Verbo is a Spanish dark fantasy thriller film written and directed by Eduardo Chapero-Jackson.

==Plot==
A 15-year-old, Sara, lives with an apparently normal suburban family. She develops a sixth sense and begins to perceive a series of disturbing messages and clues, which prompt her to enter a dangerous and frightening dimension in order to save a life.
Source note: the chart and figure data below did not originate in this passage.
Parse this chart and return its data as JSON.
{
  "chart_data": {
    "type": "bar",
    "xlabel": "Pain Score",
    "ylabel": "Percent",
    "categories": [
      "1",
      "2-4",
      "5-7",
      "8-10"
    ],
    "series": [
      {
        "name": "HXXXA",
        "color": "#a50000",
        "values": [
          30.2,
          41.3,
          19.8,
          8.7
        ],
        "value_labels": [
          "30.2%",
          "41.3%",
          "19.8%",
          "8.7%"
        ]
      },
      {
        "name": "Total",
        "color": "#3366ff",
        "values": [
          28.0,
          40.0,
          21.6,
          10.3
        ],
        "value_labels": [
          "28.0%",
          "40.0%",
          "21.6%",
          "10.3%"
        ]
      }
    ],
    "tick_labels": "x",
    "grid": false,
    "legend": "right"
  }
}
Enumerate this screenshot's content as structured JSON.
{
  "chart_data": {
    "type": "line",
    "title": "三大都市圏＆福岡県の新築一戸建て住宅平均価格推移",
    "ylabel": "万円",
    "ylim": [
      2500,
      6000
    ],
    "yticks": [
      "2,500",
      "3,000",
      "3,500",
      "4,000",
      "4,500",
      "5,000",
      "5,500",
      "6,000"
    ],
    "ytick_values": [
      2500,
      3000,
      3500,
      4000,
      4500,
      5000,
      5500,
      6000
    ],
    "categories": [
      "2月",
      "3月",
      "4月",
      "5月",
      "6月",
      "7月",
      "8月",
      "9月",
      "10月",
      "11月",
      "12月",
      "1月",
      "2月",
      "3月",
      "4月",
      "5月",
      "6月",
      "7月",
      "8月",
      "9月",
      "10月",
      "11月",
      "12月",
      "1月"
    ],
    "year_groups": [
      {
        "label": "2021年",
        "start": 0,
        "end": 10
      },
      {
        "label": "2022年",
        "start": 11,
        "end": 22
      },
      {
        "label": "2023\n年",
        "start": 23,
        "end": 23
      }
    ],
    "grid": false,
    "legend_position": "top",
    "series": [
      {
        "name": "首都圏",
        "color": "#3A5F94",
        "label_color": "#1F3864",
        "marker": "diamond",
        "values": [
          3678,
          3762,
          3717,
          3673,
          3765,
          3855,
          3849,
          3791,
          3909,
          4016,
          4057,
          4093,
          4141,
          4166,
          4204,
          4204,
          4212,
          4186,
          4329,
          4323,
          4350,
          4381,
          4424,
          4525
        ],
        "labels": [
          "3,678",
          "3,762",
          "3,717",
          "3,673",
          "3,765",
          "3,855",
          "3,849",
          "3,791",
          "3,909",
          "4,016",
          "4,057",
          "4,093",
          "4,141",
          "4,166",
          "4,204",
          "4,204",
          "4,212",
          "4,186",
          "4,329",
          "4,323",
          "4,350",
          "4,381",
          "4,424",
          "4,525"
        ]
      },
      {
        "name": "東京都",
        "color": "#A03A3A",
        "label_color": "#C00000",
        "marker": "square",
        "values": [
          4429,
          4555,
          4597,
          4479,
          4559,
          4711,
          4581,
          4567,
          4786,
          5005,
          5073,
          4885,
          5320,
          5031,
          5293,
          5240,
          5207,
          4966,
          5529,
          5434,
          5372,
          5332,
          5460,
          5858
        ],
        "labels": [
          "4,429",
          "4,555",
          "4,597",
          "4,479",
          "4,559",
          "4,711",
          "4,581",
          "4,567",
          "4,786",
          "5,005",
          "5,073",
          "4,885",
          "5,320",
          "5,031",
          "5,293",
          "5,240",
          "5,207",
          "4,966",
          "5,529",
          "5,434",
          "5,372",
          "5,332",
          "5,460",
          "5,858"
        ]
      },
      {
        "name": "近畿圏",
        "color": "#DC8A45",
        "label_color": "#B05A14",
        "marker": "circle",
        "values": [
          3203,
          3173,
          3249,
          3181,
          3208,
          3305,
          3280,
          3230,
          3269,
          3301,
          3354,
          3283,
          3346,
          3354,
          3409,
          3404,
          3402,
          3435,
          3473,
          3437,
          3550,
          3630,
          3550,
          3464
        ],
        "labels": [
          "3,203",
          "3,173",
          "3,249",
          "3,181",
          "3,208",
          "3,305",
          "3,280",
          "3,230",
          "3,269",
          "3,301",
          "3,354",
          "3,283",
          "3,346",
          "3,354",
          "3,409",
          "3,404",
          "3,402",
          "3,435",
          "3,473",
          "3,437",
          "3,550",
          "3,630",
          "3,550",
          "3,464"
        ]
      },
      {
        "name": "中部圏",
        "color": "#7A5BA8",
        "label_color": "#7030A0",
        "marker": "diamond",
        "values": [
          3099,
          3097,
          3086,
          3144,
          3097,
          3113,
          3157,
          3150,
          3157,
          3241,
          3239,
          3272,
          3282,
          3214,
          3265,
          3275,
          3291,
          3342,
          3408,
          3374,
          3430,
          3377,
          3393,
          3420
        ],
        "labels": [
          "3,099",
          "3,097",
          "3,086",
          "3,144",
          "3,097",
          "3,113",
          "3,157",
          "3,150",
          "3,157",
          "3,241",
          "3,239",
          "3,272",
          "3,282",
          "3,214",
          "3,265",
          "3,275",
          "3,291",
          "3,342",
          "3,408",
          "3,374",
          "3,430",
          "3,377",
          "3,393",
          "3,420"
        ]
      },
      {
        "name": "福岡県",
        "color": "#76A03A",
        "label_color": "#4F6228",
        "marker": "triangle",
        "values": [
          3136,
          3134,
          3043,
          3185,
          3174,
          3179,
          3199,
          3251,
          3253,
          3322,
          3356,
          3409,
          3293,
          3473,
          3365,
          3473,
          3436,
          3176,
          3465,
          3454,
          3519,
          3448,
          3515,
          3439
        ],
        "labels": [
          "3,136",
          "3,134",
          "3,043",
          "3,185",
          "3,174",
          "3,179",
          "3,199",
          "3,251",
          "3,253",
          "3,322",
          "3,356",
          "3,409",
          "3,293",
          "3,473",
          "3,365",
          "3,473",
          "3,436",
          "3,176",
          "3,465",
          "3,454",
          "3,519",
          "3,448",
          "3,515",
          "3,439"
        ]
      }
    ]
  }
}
In the course of this adventure to a dark parallel universe, Sara must change the world.

==Cast==
- Alba García as Sara
- Miguel Ángel Silvestre as Lírico
- Najwa Nimri as Inés
- Macarena Gómez as Prosak
- Verónica Echegui as Medussa
- Nasser Saleh as Darío
- Adam Jeziersky as Foco
- Manolo Solo as Professor
- Fernando Soto as Rafa
- Víctor Clavijo as Tótem
- Michelle Asante as Night
- Peter Peralta	as Japanese Teenager
- Djédjé Apali as Hermes
- Sergio Villalba as Hugo

==Production==
Apaches Entertainment and Telecinco Cinema co-produced the thriller film for Filmax. Alba García and Miguel Angel Silvestre play the leads. It is directed by the producer of The Others, Eduardo Chapero-Jackson.

== Release ==
The release was originally set for late 2010, but was delayed. It is currently scheduled for a November 4, 2011 release after being screened at the San Sebastian Film Festival.